On salue donc bien bas cette initiative inattendue et courageuse ainsi que l’effort éditorial de Sidonis Calysta, qui non seulement nous permet d’enfin revoir Un justicier dans la ville dans des conditions de visionnage que l’on pourra sans trop de peine qualifier d’optimales, mais nous propose également de découvrir le tout au cœur d’un très beau Digibook contenant un livret de 112 pages intitulé « Les justiciers dans la ville » signé par l’incontournable Marc Toullec. Et contrairement à ce que l’on pouvait s’attendre, l’ancien rédac’ chef de Mad Movies ne dressera pas un portrait du genre « vigilante » au cinéma, mais se basera au contraire sur l’oeuvre de Brian Garfield, le romancier à l’origine du film de Michael Winner. Après une présentation de l’auteur et de son œuvre, le journaliste nous proposera une analyse des films de la saga Un justicier dans la ville : ceux avec Bronson bien sûr, mais également le remake signé Eli Roth en 2018 (avec Bruce Willis) ainsi que le chef d’œuvre Death sentence (James Wan, 2007), qui se trouve être une adaptation du roman « A déguster froid » (Death sentence, 1975), la suite du roman « Death wish » (1972) ayant servi de base au premier Justicier, et n’ayant par ailleurs jamais été traduit en français.

Techniquement, le Blu-ray édité par Sidonis Calysta s’avère on ne peut plus recommandable : l’image est assez superbe, le piqué est précis, même dans ses passages les plus sombres, et rend parfaitement hommage à la photo très urbaine du film, signée Arthur J. Ornitz. La définition est précise, les couleurs très saturées sont respectées à la lettre, de même que la granulation argentique d’origine. Côté son, les mixages DTS-HD Master Audio 2.0 affichent une clarté et une propreté remarquables, préservant une belle homogénéité entre les ambiances, les dialogues et la musique d’Herbie Hancock, un des musiciens de jazz les plus importants et influents du vingtième siècle.

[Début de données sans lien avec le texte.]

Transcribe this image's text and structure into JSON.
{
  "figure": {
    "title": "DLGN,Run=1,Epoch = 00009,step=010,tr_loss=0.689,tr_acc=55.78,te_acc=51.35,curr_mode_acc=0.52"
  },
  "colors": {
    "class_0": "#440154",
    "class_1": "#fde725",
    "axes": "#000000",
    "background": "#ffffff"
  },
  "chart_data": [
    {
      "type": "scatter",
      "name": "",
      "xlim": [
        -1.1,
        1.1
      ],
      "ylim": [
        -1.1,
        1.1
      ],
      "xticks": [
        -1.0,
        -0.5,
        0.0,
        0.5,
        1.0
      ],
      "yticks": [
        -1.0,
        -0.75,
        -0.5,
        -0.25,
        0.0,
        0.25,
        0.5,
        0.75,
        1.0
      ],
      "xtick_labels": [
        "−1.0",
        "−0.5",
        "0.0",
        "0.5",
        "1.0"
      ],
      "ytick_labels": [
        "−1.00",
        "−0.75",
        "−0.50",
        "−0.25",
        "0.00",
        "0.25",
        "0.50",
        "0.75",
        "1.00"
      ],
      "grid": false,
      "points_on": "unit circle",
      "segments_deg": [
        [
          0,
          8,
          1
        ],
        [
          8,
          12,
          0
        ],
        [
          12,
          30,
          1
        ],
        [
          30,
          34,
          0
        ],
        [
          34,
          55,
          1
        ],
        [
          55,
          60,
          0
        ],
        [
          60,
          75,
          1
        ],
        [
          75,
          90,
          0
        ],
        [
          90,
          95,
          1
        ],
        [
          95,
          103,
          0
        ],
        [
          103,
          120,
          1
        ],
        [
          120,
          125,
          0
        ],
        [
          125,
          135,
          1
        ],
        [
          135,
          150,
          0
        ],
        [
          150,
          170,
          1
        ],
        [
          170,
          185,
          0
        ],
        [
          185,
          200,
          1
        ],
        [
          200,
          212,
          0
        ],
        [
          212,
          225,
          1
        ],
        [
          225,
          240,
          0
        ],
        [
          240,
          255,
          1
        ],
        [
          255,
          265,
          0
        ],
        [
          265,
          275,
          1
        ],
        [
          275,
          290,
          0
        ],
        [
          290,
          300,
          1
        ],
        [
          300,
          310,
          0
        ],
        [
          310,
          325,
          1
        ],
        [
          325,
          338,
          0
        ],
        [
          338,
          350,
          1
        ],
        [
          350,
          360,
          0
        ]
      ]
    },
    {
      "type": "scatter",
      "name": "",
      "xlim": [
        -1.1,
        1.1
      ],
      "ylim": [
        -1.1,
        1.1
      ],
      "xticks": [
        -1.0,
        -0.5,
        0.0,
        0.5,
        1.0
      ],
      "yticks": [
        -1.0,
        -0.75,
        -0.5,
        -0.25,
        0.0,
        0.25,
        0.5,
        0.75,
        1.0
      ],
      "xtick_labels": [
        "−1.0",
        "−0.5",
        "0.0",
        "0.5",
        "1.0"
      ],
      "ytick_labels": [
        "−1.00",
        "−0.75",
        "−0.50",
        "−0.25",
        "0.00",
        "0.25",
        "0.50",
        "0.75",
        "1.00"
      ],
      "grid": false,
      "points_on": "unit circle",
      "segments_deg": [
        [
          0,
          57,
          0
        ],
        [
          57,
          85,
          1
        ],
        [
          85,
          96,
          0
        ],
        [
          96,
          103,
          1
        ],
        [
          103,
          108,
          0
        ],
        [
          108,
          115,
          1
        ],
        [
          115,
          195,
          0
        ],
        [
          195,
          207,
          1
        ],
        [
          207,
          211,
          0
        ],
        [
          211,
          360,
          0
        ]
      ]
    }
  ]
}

Côté suppléments, Sidonis Calysta nous propose, outre le livret de Marc Toullec évoqué un peu plus haut, de nous plonger dans une présentation du film par François Guérif (23 minutes). Grand spécialiste de la série noire, l’ancien directeur des collections Rivages/Noir et Rivages/Thriller reviendra sur la portée sociologique du film, avant d’en aborder les qualités autant que les défauts. Comme nous, il considère le film comme plus intelligent qu’il n’y paraît à priori, et n’est pas certain que le film soit si réactionnaire qu’on a bien voulu le dire depuis des années. On terminera avec un documentaire sur Charles Bronson intitulé « Charles Bronson, un héros populaire » (40 minutes), qui reviendra (beaucoup) sur la vie privée de l’acteur ainsi que (un peu) sur sa carrière. Sobre et relativement complet, ce documentaire d’une quarantaine de minutes donne la parole à plusieurs amis de Bronson. Intéressant.